I don't quite understand what you mean — by default, most Unix-pipeline-y tools that produce on stdout, if they log at all, already write their logs to stderr (that being why stderr exists); and pv(1) already also writes to stderr (as if it wrote its progress to stdout, you wouldn't be able to use it in a pipe!)

But pv(1) is just blindly attempting to emit "\r[progress bar ASCII-art]\n" (plus a few regular lines) to stderr every second; and interleaving that into your PTY buffer along with actual lines of stderr output from your producer command, will just result in mush — a barrage of new progress bars on new lines, overwriting any lines emitted directly before them.

Having two things both writing to stderr, where one's trying to do something TUI-ish, and the other is attempting to write regular text lines, is the problem statement of 3, not the solution to it.

A solution, AFAICT, would look more like: enabling pv(1) to (somehow) capture the stderr of the entire command-line, and manage it, along with drawing the progress bar. Probably by splitting pv(1) into two programs — one that goes inside the command-line, watches progress, and emits progress logs as specially-tagged little messages (think: the UUID-like heredoc tags used in MIME-email binary-embeds) without any ANSI escape codes; and another, which wraps your whole command line, parsing out the messages emitted by the inner pv(1) to render a progress bar on the top/bottom of the PTY buffer, while streaming the regular lines across the rest of the PTY buffer. (Probably all on the PTY secondary buffer, like less(1) or a text editor.)

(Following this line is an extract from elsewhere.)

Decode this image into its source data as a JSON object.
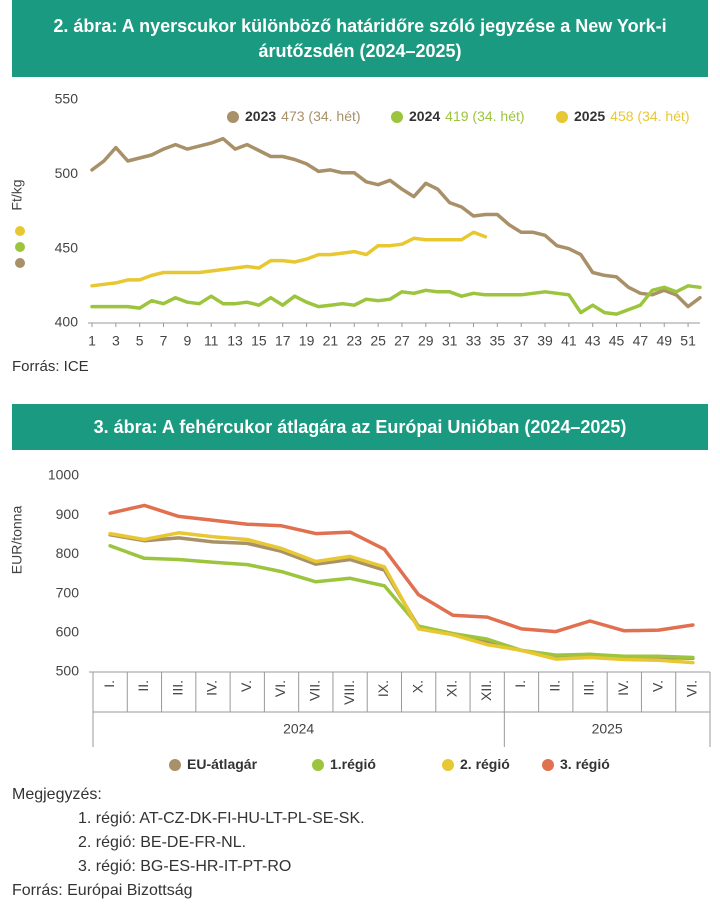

Another, probably simpler, solution would be to have a flag that tells pv(1) to log progress "events" (as JSON or whatever) to a named-FIFO filepath it would create (and then delete when the pipeline is over) — or to a loopback-interface TCP port it would listen on — and otherwise be silent; and then to have another command you can run asynchronously to your command-line, to open that named FIFO/connect to that port, and consume the events from it, rendering them as a progress bar; which would also quit when the FIFO gets deleted / when the socket is closed by the remote. Then you could run that command, instead of watch(2), in another tmux(2) pane, or wherever you like.

MayeulC · on Oct 21, 2022

My bad, I meant redirecting the stderr output to /dev/null. I lost my initial message and typed a short version too quickly :(

For a contrieved (but the first I can think of)

    dd if=/dev/abc status=progress 3>/dev/null | pv img

As for why I lost the message... I went over my HN time with the Leechblock extension (I know there's noprocrast here), anit doesn't cache POSTs...

gpderetta · on Oct 19, 2022

You could redirect each pipeline stage stderr to a fifo and tail it from another terminal. A bit annoying to do it by hand though.